About : The Project
Background to the World Oral Literature Project
From March 2013 the World Oral Literature Project will no longer be offering grants. We regret that from the end of March it will not be possible to accept collections or answer emails. However, online resources and archival material will continue to be available to the public through this website.
The World Oral Literature Project is an urgent global initiative to document and disseminate endangered oral literatures before they disappear without record. The Project supports local communities and committed fieldworkers engaged in the collection and preservation of all forms of oral literature by providing funding for original research, alongside training in fieldwork and digital archiving methods.
For many communities around the world, the transmission of oral literature from one generation to the next lies at the heart of cultural practice.

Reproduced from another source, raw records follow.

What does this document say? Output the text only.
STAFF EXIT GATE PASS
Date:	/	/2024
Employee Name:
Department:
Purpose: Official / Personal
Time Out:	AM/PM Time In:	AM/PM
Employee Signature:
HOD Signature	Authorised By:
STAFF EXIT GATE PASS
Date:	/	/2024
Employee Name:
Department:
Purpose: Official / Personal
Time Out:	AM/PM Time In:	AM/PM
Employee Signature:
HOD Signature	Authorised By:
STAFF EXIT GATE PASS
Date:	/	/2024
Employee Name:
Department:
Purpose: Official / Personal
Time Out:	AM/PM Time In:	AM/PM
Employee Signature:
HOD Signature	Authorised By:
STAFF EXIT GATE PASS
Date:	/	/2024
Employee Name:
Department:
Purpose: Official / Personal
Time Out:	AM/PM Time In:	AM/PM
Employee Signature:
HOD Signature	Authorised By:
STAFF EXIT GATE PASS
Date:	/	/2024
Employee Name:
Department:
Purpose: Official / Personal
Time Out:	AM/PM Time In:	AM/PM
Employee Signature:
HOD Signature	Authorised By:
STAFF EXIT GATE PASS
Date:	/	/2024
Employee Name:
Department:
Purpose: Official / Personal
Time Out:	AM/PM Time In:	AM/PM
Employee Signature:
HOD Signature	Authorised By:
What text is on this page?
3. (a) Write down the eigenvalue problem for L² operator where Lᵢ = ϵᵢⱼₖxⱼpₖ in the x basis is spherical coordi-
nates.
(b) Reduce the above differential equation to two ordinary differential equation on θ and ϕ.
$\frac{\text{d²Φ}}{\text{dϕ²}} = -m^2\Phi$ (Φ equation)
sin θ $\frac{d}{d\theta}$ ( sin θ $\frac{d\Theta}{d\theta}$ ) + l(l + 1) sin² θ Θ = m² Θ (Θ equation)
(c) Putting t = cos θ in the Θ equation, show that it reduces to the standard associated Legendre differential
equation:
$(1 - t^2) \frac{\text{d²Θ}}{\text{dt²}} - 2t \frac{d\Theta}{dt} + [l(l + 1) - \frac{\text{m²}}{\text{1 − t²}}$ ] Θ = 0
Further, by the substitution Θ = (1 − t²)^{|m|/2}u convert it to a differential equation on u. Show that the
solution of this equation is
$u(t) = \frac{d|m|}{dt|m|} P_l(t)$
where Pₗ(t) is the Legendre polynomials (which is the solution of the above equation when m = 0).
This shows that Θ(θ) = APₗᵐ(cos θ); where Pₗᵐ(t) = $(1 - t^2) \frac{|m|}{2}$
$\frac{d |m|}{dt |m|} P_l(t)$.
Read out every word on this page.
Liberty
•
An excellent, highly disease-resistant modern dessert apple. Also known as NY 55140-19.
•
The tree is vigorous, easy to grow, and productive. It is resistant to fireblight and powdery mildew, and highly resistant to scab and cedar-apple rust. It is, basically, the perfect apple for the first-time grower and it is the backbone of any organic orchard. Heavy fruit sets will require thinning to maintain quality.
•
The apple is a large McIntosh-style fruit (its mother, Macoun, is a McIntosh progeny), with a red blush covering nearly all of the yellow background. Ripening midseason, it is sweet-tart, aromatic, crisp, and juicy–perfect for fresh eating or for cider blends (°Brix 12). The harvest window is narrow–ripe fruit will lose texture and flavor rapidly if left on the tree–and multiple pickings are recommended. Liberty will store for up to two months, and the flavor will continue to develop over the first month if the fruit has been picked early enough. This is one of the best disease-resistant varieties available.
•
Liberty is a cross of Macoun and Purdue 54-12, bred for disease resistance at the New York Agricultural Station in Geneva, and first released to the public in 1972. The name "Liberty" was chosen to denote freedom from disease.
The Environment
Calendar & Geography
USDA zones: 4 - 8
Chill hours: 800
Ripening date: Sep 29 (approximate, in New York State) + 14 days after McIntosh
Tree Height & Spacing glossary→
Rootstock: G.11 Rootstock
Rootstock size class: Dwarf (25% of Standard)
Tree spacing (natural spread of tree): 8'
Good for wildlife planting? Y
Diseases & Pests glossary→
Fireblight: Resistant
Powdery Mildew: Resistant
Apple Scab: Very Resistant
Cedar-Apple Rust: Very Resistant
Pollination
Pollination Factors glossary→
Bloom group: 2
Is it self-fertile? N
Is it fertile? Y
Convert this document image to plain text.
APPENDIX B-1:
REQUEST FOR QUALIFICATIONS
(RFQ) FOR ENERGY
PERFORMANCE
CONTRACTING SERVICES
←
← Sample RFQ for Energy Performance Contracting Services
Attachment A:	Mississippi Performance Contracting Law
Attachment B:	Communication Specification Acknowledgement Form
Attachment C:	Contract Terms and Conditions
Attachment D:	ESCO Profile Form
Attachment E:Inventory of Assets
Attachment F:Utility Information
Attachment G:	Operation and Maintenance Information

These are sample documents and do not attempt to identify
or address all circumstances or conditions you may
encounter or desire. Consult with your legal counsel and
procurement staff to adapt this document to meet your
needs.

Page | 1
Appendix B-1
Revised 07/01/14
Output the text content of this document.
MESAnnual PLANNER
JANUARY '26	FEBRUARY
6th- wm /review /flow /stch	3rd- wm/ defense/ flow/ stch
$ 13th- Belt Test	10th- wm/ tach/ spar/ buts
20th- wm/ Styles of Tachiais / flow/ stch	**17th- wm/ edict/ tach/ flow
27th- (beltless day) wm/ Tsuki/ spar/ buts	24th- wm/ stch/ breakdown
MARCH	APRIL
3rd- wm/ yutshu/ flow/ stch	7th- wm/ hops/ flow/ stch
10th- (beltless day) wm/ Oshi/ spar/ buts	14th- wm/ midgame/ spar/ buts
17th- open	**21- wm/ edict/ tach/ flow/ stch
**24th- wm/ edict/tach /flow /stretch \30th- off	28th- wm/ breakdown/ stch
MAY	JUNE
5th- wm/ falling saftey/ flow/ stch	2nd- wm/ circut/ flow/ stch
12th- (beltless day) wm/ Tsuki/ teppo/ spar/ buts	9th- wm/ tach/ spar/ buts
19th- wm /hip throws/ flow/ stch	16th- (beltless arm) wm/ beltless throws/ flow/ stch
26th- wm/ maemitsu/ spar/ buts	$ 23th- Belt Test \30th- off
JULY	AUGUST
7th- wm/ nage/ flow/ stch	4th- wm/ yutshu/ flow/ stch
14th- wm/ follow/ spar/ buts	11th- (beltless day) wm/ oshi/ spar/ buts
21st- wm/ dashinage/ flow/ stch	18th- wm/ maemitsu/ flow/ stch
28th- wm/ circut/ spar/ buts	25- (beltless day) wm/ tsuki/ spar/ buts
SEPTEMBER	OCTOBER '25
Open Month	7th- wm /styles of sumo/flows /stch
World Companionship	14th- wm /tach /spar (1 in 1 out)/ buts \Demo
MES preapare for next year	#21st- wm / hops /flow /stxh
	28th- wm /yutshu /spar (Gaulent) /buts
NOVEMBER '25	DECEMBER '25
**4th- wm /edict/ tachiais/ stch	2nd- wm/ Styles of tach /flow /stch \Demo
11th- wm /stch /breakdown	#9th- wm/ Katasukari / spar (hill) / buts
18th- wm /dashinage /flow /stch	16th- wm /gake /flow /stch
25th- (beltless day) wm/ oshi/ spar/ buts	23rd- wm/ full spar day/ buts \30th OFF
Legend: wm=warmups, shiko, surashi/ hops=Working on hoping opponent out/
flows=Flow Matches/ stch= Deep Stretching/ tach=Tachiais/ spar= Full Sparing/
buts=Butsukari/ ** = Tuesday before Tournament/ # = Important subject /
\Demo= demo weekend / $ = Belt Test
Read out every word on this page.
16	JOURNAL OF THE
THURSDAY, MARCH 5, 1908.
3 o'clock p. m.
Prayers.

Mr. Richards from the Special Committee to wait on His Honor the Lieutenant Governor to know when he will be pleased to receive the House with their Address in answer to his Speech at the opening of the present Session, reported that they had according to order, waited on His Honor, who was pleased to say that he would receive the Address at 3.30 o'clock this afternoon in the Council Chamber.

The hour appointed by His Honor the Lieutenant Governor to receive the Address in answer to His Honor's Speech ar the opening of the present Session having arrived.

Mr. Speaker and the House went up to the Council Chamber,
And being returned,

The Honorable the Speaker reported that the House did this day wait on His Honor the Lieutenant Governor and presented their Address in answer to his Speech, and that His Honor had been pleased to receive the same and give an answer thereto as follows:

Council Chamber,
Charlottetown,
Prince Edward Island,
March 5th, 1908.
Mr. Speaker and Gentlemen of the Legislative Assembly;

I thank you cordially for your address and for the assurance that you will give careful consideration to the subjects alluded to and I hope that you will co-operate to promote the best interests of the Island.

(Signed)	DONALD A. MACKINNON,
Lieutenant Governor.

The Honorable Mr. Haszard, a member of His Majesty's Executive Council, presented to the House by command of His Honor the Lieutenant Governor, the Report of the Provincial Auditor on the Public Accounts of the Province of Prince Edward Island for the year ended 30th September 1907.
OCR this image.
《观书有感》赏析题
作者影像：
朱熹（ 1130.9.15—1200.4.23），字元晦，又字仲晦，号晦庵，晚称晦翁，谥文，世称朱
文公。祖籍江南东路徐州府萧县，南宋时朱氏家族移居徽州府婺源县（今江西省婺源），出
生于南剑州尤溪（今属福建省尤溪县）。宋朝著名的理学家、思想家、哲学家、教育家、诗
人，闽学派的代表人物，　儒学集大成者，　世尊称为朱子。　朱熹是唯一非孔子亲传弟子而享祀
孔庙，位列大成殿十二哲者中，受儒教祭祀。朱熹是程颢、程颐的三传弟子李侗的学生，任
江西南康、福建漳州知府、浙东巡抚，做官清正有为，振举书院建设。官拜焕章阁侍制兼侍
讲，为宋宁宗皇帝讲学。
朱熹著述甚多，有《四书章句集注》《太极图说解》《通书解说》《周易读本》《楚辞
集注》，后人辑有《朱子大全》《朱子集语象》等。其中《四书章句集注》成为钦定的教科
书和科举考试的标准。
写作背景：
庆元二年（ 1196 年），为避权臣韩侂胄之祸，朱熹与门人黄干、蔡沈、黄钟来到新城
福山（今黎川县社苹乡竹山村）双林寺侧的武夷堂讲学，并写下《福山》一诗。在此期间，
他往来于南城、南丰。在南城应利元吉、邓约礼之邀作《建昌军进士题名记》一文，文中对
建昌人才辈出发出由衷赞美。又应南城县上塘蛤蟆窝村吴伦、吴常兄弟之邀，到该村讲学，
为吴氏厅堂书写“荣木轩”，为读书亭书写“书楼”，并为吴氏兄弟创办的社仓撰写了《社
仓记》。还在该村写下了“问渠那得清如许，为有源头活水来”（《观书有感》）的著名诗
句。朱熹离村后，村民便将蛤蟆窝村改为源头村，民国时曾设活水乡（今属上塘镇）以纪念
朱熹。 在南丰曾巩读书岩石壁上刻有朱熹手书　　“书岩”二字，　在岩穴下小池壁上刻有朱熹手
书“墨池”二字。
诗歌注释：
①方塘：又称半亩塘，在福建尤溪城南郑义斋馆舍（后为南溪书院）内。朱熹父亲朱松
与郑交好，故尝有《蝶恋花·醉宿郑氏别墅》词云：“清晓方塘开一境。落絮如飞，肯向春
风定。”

Local languages act as vehicles for the transmission of unique cultural knowledge, but the oral traditions encoded within these languages become threatened when elders die and livelihoods are disrupted. These creative works are increasingly endangered as globalisation and rapid socio-economic change exert complex pressures on smaller communities, often eroding expressive diversity and transforming culture through assimilation to more dominant ways of life. Of the world’s living languages, currently numbering over 6,000, around half will cease to be spoken by the end of this century.
Established at the University of Cambridge in 2009 and co-located in Yale, US since 2011, the World Oral Literature Project collaborates with local communities to document their own oral narratives, and aspires to become a permanent centre for the appreciation and preservation of oral literature. The Project provides small grants to fund the collecting of oral literature, with a particular focus on the peoples of Asia and the Pacific, and on areas of cultural disturbance. In addition, the Project hosts training workshops for grant recipients and other engaged scholars. The World Oral Literature Project also publishes oral texts and occasional papers, and makes collections of oral traditions accessible through new media platforms. By stimulating the documentation of oral literature and by building a network for cooperation and collaboration, the World Oral Literature Project supports a community of committed scholars and indigenous researchers.
In many ways, the World Oral Literature Project grew out of the success of the Sabah Oral Literature Project, established in 1986 by Dr G.N. Appell and Laura W. R. Appell to collect, preserve and translate the oral literature of the various peoples of northern Sabah, Borneo.